Biotechnology companies have a long road to commercialization. Investors, shareholders and company officials often have their patience tested. In the agricultural biotechnology area, there are particular regulatory concerns that make the pathway to commercialization a longer, riskier and more winding road. It has recently become clear that there are also unique liabilities that may leave innovators owing a duty of care to others in their industry based on how and when they sell genetically modified product – not just a duty of care to their own customers, but to a broad range of competitors and food producers that could be affected (even if not a customer of the biotechnology company).
Food distributors shipping internationally to countries where the modified foods are not approved for sale need to ensure that modified foods are not mixed with unmodified foods, or else the whole shipment could be rejected. This takes effort in some areas of trade, for example, co-mingling of product is a common practice in agriculture. In recent cases in the US and Canada, it was alleged that a multinational company, Syngenta, was negligent by selling genetically modified corn in markets where it was approved (USA, Canada), but prior to obtaining regulatory approval from the Chinese government to sell in China. The corn industry is interconnected enough that there was intermingling of genetically modified and unmodified corn sold in North America. Due to the unique nature of the corn industry, comingling is foreseeable and perhaps inevitable. Syngenta allegedly knew that upon commercialization, that its product would be comingled and could cause all corn to be affected in export markets. The genetically modified corn was detected by routine testing on arrival in China, and boatloads of corn shipments were rejected, resulting in lost sales, a glut in the market, and depressed prices. Syngenta was sued separately by farmers (customers and non-customers) and competitors in separate class action lawsuits in the US and Canada. Competitors also sued the company in the US. The US class action lawsuit was settled for approximately $1.5 billion. Recently, the Ontario Court of Appeal decided that the Canadian class action could proceed, and rejected attempts by the defendant company to have the action struck as not disclosing a reasonable cause of action1. The Appeal Court decided there was no reasonable prospect of establishing a duty of care to support a claim based on negligent misrepresentation by the defendant. However, the Appeal Court did find that there may be a duty of care and reasonable cause of action in regard to the claim based on alleged premature commercialization. It did not matter that this was a new claim that did not fall within a previously recognized category of claim for pure economic loss.
The potential for such a broad duty of care is an important consideration for companies undertaking development of genetically modified foods. Having a green light from regulators to sell in certain jurisdictions is not a pass to sell if a duty of care is owed to farmers, food producers and competitors, and those sales could cause damages. This should be noted not just by GMO innovators, but any companies modifying food chemically or by biotechnology, for example with coatings or chemical treatments2. If the Ontario Courts decide that there is liability in this type of case, it will create another obstacle and chill for commercialization of certain types of biotechnology agricultural products.
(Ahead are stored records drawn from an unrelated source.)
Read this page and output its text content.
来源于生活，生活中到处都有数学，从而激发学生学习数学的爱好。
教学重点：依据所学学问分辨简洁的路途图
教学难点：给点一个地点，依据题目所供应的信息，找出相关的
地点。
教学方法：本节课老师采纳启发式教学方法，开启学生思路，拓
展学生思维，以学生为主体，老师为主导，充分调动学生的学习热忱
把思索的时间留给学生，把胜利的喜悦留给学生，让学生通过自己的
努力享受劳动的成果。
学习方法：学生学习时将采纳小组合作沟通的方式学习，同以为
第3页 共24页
2 The risk of liability may also apply to any contaminated or tainted product that is marketed and gets unaffected products barred from the market, regardless of how they become contaminated or tainted. In an earlier Ontario Court of Appeal case, Sauer v Canada (2007 ONCA 454), a claim by an Ontario farmer for negligent manufacture was allowed to proceed against a manufacturer, Ridley Inc., that allegedly sold feed to an Alberta farmer that was tainted with the microscopic particle that causes Bovine Spongiform Encephalopathy (mad cow disease). A claim based on failure to warn was struck out. Foreign borders were closed to Canadian beef after the Alberta cow was infected with BSE, causing economic losses to all exporting farmers. The Ontario farmer was found to have a reasonable cause of action even though he was not a customer of the manufacturer being sued.